David Kilimnick talks about stand-up comedy and mentions a favourite humour book...

READERSVOICE.COM: Do many rabbis you’ve listened to incorporate a lot of humor in their teaching, and is stand up like giving a rabbinic sermon in some ways?

DAVID KILIMNICK: In many ways, my stand up is a sermon. I am up there preaching the truth, or what I feel is right. If I am up there, making no points, then I feel like my time is wasted. I did work as a rabbi for a bit, so I do feel like I have a moral obligation to not waste my time or other peoples’ time while we are connecting. There are aspects of those stories of life and emotional bouts I might have been through. It is all what preachers talk about. Comedy is about seeing the truth and I believe most rabbis are in search of that. Many rabbis do use humor in their speeches and classes. Some rabbis are happy with that. Some rabbis feel that it must be religiously justified to laugh, as every action has a reason and Jewish law goes into reasons for everything we do. For this reason, religious Jews will tell the story of Elijah who was walking in the market and sees two guys making people laugh. And Elijah says they are going to heaven. He did not know if they were good people or not, but the merit of making people laugh was the reason. You can quote that and if it is not Elijah, then be it. I should know that story for the Talmud. There is another teaching in the Talmud that every class should start with a joke. Personally, I like humor to make its way into life. And that means classes being humorous too.

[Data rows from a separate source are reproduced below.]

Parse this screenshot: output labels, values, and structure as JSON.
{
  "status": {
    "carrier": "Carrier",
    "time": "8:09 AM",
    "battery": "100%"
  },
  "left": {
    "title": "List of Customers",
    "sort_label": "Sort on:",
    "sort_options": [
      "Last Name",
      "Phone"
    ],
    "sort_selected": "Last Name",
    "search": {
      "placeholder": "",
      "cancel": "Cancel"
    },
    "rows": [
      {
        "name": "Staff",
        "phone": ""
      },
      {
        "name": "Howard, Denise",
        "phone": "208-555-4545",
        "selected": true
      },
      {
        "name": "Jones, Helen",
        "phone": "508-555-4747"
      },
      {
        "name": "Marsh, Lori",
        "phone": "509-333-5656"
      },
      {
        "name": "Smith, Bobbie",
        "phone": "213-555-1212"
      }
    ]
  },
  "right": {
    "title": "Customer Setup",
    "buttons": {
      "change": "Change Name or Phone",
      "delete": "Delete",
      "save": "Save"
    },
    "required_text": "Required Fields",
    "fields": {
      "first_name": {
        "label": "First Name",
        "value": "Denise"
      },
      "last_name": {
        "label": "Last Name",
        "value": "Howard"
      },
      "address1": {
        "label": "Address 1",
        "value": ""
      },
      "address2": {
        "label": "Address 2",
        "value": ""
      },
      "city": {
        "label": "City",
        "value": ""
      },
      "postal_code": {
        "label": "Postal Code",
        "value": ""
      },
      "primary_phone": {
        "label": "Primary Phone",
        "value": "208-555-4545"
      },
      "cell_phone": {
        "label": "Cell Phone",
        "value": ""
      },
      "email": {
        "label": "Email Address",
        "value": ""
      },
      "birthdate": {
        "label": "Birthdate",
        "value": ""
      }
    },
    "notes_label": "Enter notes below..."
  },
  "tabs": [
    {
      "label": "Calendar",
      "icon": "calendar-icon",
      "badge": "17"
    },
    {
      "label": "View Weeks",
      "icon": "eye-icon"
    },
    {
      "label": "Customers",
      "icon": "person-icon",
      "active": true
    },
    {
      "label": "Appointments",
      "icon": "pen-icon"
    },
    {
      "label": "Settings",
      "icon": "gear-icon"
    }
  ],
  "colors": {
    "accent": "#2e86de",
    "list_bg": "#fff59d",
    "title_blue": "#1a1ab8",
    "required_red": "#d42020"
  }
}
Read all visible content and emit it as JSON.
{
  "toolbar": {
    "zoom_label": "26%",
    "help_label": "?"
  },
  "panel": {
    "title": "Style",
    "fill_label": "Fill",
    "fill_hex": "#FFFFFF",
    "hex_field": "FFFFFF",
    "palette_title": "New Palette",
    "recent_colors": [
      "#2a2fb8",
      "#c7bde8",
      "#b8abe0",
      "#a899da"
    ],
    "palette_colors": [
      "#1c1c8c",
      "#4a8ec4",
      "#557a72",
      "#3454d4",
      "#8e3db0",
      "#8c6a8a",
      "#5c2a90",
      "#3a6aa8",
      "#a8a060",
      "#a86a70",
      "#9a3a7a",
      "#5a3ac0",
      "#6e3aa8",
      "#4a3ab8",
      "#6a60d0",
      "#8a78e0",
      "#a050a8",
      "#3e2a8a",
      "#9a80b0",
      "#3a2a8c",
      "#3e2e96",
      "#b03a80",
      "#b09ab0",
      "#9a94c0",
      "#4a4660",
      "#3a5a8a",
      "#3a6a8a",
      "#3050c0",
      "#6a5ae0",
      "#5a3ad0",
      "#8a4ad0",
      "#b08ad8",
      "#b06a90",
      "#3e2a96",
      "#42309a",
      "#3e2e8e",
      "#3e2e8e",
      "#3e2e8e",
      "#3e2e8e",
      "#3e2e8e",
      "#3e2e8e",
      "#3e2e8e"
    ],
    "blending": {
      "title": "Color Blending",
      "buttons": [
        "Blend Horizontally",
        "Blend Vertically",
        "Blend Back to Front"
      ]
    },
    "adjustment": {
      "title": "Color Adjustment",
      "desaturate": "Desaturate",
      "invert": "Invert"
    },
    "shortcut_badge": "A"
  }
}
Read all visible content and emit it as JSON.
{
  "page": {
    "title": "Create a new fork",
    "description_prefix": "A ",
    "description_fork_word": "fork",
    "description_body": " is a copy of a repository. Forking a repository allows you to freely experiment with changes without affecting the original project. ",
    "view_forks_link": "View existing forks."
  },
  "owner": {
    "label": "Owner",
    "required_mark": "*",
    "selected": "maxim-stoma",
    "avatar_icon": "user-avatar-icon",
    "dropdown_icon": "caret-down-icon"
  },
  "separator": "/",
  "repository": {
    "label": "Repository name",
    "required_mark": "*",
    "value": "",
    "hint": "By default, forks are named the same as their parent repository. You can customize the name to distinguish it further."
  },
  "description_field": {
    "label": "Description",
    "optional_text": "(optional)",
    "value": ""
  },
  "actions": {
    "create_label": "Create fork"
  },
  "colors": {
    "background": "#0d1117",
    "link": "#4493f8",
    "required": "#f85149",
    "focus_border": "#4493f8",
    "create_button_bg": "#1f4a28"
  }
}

RV: How long does it take to write your weekly column for The Times of Israel?

DK: I have been writing that Aliyah Manifesto for a few years now. I am still not finished getting my first edits down. But I realized that page number 10 of my first draft, turned into page 90 of my edit. Then I thought, I might as well start putting it out weekly, or it will never get done or out there.The Aliyah Manifesto is now my third or fourth draft, even though I have not finished my second draft. To answer the question, it takes anywhere from two to five hours. I realize that when I write it, I am taking from the second or third draft and then I am writing more and more. Each time I come back to it, I double the size of it. It gets the creative juices flowing. The first volume of the Aliyah Manifesto will hopefully be ready to move by the summer time. I have an Aliyah Dictionary and other Israeli fun stuff to put into that book.

RV: Your blog has lots of gags and it shows how important a sense of humor is in writing. I was wondering what some of your favorite books were, and whether you read a lot of humor.

DK: I love biographies. There is something about hearing about somebody’s life and getting involved in their thoughts for a while (why I prefer autobiographies). I also feel like I am getting some real history and true thoughts when I read biographies. If it flows, then all the better. I love reading humorous books. Confessions of a Late Night Talk Show Host, Larry Sanders’ autobiography was a fun book (a fictional autobiography about Gary Shandling’s character). I have enjoyed many comedic works. But I do find that I don’t care for witty fictional stories, as much as non-fiction real life thoughts and facts. I would rather read The Bathroom Reader’s Digest than The Reader’s Digest joke section, when I have those few moments. But I am very fickle with what I am reading. Usually I take a suggestion from a roommate and the next thing I know, that makes into my pile of the books I am reading for the next year or so.